Genevieve von Petzinger knew she wanted to be an archeologist ever since she was a child.
Between her third and fourth year of university, she went on a Roman excavation in Jordan, but was left feeling like what she had researched simply wasn’t old enough.
So when von Petzinger returned to Victoria, she signed up for a stone age art class, paving the way to a project that’s caught the eye of National Geographic.
Working as a University of Victoria PhD candidate, the 39-year-old and her husband, who works as a photographer/filmmaker, spent two years exploring 52 caves throughout France, Spain, Portugal and Sicily, searching for abstract geometric signs such as dots, lines and squiggles.
Since some of the caves had already received a lot of attention from researchers, von Petzinger decided to focus on the lesser known cases – some in which nobody had stepped foot in for 50 years.
“Many of them, people have literally been into them once, made a note that there was some art, slammed a gate on it to protect it and nobody has been back since,” said von Petzinger.
“I never really knew what I was going find, which was always so exciting.”
Having the right equipment was key to the project being a success.
Working with a local archeologist, the couple brought powerful lights, using blue light as opposed to the traditional yellow emitted from flashlights. As a result, the couple found many pieces of art that had never been documented before.
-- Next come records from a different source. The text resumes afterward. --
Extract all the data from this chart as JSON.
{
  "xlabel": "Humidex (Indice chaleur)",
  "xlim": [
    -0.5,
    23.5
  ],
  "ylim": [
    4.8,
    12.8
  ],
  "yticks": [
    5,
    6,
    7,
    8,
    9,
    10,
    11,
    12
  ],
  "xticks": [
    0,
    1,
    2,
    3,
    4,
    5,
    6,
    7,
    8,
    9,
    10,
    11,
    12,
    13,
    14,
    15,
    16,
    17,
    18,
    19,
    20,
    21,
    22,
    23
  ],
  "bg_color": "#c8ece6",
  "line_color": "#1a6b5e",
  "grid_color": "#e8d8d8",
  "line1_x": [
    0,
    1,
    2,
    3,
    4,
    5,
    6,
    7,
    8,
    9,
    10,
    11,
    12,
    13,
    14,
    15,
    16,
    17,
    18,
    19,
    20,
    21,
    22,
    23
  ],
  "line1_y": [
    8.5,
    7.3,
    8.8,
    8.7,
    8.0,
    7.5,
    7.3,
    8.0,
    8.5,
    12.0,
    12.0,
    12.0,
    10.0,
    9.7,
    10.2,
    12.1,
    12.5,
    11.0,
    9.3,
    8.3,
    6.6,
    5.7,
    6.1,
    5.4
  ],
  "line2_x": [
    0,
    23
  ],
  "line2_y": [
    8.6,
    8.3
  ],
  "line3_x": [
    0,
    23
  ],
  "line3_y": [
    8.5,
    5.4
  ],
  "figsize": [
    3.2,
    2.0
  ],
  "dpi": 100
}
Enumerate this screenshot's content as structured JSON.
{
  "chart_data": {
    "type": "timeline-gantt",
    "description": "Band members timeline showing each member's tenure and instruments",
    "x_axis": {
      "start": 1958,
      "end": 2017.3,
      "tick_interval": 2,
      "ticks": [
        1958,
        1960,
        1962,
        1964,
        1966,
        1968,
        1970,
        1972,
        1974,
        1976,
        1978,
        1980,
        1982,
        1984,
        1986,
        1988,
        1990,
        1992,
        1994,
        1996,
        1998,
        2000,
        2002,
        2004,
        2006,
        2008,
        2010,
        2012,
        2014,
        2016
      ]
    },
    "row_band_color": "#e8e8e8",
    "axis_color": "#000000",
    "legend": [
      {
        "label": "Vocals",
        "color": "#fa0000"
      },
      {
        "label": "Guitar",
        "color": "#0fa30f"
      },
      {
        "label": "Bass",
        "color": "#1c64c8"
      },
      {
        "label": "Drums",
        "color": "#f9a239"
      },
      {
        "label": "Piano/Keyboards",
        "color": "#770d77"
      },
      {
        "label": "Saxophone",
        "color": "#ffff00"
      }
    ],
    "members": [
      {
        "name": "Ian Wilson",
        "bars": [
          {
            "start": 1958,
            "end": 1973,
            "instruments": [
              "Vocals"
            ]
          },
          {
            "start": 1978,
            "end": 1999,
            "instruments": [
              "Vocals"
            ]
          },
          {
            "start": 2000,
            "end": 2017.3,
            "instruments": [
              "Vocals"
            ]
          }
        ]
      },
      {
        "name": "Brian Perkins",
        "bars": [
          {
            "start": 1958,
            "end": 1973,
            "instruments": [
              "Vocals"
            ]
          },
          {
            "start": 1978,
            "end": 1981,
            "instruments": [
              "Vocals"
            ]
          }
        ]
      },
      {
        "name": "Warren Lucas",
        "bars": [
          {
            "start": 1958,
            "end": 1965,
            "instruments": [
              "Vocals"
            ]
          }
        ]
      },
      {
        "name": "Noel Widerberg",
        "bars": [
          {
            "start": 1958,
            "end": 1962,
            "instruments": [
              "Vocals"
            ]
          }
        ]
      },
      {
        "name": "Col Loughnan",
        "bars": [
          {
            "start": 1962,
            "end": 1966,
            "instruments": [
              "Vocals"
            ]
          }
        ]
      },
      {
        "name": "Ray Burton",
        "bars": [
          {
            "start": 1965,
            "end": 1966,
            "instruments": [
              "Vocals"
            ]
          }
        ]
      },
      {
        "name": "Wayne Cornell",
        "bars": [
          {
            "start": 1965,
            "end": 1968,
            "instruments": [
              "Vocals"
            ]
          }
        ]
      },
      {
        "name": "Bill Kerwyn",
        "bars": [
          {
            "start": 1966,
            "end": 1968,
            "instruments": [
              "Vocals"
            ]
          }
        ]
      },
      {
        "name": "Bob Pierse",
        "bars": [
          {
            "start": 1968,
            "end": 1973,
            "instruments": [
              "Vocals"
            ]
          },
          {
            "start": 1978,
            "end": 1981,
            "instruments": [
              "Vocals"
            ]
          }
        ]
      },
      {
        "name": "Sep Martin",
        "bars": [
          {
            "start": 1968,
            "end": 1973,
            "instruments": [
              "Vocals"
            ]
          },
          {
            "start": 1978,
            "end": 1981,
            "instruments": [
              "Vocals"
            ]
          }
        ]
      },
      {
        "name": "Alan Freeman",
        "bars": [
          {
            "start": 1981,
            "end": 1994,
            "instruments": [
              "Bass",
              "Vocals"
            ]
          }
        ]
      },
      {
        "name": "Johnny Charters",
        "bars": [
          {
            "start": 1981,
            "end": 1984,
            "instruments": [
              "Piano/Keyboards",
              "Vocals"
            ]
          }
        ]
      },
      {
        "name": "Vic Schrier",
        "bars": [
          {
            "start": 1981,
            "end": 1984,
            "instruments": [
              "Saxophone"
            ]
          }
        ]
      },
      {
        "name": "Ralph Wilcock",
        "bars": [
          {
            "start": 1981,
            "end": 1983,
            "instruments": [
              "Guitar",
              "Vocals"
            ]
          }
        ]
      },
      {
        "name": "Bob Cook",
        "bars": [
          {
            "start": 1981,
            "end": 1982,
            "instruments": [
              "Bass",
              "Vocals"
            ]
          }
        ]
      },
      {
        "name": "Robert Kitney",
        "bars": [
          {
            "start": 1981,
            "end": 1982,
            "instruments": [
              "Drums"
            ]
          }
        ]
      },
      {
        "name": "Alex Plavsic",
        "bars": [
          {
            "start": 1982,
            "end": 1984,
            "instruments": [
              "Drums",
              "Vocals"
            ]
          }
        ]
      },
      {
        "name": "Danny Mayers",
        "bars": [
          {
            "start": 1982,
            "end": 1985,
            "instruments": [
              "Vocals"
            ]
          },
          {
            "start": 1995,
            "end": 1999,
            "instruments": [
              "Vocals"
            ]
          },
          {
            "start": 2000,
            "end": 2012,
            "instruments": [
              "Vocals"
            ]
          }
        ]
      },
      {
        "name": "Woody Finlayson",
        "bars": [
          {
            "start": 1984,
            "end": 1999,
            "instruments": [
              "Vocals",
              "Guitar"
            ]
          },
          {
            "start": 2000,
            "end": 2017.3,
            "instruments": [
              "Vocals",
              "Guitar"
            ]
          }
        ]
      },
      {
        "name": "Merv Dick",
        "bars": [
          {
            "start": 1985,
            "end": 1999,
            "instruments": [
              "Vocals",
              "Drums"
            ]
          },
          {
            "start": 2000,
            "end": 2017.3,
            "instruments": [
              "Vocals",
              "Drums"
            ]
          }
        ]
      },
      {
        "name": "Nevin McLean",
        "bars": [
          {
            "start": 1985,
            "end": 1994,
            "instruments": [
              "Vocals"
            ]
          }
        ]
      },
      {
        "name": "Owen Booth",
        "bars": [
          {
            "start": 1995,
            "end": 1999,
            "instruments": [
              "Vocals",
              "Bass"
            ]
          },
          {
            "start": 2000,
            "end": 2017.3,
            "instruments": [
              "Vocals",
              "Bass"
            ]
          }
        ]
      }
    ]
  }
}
In one cave, von Petzinger noticed a smear of red paint. Thanks to the couple’s technology, she discovered it was actually a deer that was 10,000 to 40,000 years old.
“You couldn’t see it with your eye anymore. You can imagine with that kind of time frame, things are going to vanish,” she said. “It was really exciting to be able to show you can find art that’s vanished from the walls, but it’s still there. I think that opens up some really exciting possibilities for some of the sites we know really well. There may be more art hiding in there.”
The caves von Petzinger found most intriguing were the ones where art was discovered a kilometre or more underground. In a few caves in Spain, the art didn’t start until a kilometre below the Earth’s surface, and other art was placed in cramped spaces. It left von Petzinger wondering what drew people with limited light so deep into to the cave.
When comparing the dots, lines and squiggles found in the caves, von Petzinger found that 26 specific signs repeated across space and time, proving that ancient humans used written communication tens of thousands of years earlier than scholars once thought.
“The way they were using them really suggests they were meaningful. They were not just picked because of their decorative qualities. What that suggests is that other people must have understood what they meant and were using the same ones probably for the same reasons,” said von Petzinger, adding the very first marks were found in Africa and date back 100,000 years.
“Every time I stand in front of this incredibly old painting or engraving made by someone who is just like me, but separated by so much time, it’s actually hard to conceive…What I find very fascinating is trying to understand, when did we become us and how might that have happened?”
In February, van Petzinger received an email out of the blue from the National Geographic Society, informing her that she had been selected as one of 13 people from around the globe for a National Geographic Emerging Explorer award.
Von Petzinger is thrilled about the recognition, calling it a huge honour, and hopes it will open doors for a number of new projects she already has in mind.
Goals include returning to cave sites in France and Portgual, and using robots to explore underwater caves that are 30 metres deep off the coast of Spain. During the ice age, ocean water levels were much lower than they are now, she explained, so 15 kilometres of where people lived along the coast thousands of years ago is lost beneath the sea.
Von Petzinger also recently released a book, The First Signs, about her cave project.
National Geographic’s Emerging Explorers Program recognizes and supports uniquely gifted and inspiring scientists, conservationists, storytellers and innovators – explorers who are already making a difference early in their careers. Recipients receive $10,000 for research and exploration.